Refactor planning — If you have the $plan skill available, invoke it explicitly: $plan We need to refactor the auth subsystem to split responsibilities, reduce circular imports, and improve testability — with no user-visible behavior changes.
The pattern for non-coding skills is identical to coding skills. The only difference is what goes in outputs/. Instead of code files, you're producing Markdown reports, structured JSON, or Slack messages. Define the output format in SKILL.md and your downstream automation knows exactly what to consume.
Skill QA Checklist
Before you ship a skill to your team, run through this. I've broken skills in production by skipping item 3 more times than I'd like to admit.
A useful way to think about this is to split your checks into a few categories: outcome goals (did the task complete?), process goals (did Codex invoke the skill and follow the intended steps?), style goals (does the output follow the conventions you asked for?), and efficiency goals (did it get there without unnecessary commands or excessive token use)?
Pre-Ship Checklist
Trigger testing
- Explicit invocation works:
$skill-nameproduces expected output - Implicit invocation test: describe the scenario without naming the skill — does it trigger?
- Negative control: a different task does NOT accidentally trigger this skill
Instruction quality
- Description has explicit "Do NOT use when..." clause
- Steps are written as imperative commands with clear inputs and outputs
- Output artifact path and format are fully specified
Security
-
allow_implicit_invocation: falseset for any skill that modifies production systems - Network access scoped to required domains only
- Destructive operations wire to approval flow, not
--full-auto - Skill directory is in
.agents/skills/(read-only protected)
Team readiness
- Skill is in version control with a PR review trail
- Disable config entry ready in
~/.codex/config.tomlfor emergency rollback - At least one other teammate has tested it on a real task
Efficiency
- Skill description is under 150 words (longer = more trigger drift)
- Scripts/ directory has no files over 300 lines (if so, reference an existing repo script)
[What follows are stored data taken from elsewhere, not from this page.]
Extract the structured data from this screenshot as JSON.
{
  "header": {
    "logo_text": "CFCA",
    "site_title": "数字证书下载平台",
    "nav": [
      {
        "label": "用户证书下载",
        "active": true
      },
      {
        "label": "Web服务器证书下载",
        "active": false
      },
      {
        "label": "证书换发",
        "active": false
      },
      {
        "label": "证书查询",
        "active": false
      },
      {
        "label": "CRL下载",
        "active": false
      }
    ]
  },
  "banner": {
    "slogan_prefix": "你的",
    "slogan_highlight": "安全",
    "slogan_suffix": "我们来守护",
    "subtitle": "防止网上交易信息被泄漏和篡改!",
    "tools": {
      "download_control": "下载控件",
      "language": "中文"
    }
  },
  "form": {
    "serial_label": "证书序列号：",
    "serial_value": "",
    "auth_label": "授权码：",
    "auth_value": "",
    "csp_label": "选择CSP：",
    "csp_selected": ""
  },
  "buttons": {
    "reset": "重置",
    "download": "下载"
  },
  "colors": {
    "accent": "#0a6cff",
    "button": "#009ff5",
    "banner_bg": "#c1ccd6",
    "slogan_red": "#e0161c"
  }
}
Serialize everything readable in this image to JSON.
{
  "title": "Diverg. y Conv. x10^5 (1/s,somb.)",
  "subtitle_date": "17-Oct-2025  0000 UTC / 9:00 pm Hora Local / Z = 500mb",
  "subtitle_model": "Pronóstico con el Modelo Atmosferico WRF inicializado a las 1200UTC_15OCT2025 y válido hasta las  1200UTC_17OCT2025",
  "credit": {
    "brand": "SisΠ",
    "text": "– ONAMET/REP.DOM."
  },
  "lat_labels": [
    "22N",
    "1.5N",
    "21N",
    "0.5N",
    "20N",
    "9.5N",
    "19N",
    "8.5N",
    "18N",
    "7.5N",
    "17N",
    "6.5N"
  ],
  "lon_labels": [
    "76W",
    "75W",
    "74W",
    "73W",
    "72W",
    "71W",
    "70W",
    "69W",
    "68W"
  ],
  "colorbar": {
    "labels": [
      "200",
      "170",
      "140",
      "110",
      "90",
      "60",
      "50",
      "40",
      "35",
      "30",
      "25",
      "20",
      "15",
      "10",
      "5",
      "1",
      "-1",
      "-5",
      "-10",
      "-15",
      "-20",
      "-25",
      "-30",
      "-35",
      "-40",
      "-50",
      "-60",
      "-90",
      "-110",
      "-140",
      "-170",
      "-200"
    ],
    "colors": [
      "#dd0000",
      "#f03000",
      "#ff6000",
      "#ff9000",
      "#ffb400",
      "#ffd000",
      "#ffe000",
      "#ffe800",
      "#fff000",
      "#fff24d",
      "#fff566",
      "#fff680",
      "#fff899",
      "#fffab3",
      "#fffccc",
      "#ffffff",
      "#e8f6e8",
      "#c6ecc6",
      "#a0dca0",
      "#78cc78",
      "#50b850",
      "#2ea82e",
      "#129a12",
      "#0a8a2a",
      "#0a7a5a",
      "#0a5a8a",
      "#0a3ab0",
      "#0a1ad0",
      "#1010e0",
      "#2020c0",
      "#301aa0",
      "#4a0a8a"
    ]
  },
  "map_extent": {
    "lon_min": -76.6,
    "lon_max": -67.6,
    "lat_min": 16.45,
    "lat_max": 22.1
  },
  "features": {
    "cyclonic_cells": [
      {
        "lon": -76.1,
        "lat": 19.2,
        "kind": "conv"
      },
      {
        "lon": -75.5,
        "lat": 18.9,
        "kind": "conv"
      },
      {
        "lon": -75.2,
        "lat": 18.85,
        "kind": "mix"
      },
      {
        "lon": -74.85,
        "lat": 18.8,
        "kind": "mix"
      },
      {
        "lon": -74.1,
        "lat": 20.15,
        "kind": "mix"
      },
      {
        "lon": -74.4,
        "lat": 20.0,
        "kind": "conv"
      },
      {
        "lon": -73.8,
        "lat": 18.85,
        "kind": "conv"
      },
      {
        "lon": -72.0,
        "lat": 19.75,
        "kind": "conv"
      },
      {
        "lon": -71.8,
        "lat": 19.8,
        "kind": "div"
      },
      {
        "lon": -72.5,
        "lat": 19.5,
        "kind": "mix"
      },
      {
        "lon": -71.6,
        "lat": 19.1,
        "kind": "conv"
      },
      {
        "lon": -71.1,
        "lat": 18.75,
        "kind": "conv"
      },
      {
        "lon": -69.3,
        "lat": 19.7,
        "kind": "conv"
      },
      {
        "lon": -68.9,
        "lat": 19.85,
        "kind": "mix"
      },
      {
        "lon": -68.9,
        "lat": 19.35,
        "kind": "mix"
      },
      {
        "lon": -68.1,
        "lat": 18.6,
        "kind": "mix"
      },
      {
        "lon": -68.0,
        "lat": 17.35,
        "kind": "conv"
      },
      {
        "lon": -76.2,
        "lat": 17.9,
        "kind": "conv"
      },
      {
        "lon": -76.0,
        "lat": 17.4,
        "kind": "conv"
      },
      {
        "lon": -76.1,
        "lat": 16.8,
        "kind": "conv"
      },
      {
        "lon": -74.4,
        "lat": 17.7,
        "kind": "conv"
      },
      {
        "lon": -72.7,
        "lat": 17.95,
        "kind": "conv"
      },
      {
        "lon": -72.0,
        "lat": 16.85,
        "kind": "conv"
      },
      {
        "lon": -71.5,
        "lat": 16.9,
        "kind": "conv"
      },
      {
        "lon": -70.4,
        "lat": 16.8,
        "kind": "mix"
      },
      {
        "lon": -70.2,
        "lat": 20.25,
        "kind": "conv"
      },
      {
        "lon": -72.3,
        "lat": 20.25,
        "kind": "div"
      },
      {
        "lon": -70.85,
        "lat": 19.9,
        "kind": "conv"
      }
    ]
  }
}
Skills are the difference between Codex as a smart autocomplete and Codex as something that actually does your job reliably. Start with one workflow your team runs every week, write the SKILL.md, test the four invocation scenarios from the QA checklist, and ship it. You'll iterate fast once the team starts using it in anger.
The openai/skills GitHub repo is the best place to study real examples — and the official skills documentation covers edge cases like symlinked skill folders and agents/openai.yaml configuration in detail.